Trump’s crude altering of a Hurricane Dorian map to contradict Alabama forecasters recalls the Zadkiel politics that stymied British forecasting. For Trump, vindication has always been more important than public information. But the real shame of the president’s Sharpie is that it has blacked out the most important story in the wake of Hurricane Dorian: the 1,300 souls still unaccounted for in the Bahamas. NOAA’s chief scientist and three former heads of the agency are among many who have stood to make the point that forecasting “should never be political.” There are simply too many lives at stake.

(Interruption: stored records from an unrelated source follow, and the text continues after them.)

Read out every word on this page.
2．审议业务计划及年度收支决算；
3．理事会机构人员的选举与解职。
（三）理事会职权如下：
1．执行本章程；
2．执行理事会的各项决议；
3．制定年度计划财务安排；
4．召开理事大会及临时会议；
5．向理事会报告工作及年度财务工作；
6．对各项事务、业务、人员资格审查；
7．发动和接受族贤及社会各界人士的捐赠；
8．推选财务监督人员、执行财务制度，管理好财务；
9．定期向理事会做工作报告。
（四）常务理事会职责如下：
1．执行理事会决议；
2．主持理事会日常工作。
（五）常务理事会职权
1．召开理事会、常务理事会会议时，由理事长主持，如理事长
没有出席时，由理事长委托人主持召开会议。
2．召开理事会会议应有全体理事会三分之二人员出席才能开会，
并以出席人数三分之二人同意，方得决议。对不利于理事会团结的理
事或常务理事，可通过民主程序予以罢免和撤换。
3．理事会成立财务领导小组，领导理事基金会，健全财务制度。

That lesson was hard-won at the dawn of forecasting, a science whose truth had to overcome the vulgar politics of its birth. On April 30, 1865, FitzRoy, hero to ship captains and the Royal Navy, died by suicide, slashing his throat with a razor. Fellow scientists believed it was the pressure of trying to make accurate weather predictions in the face of constant criticism and ridicule. FitzRoy was also anguished by the death of President Abraham Lincoln, according to Walker, the Meteorological Office historian. FitzRoy’s suicide gave his critics ammunition to convince the public and lawmakers that forecasting was an immoral pseudoscience. Parliament banned all public forecasts in England for the next 13 years, allegedly because of inaccuracies.

We can only imagine the number of lives lost at sea, all due to the politicization of storm forecasting.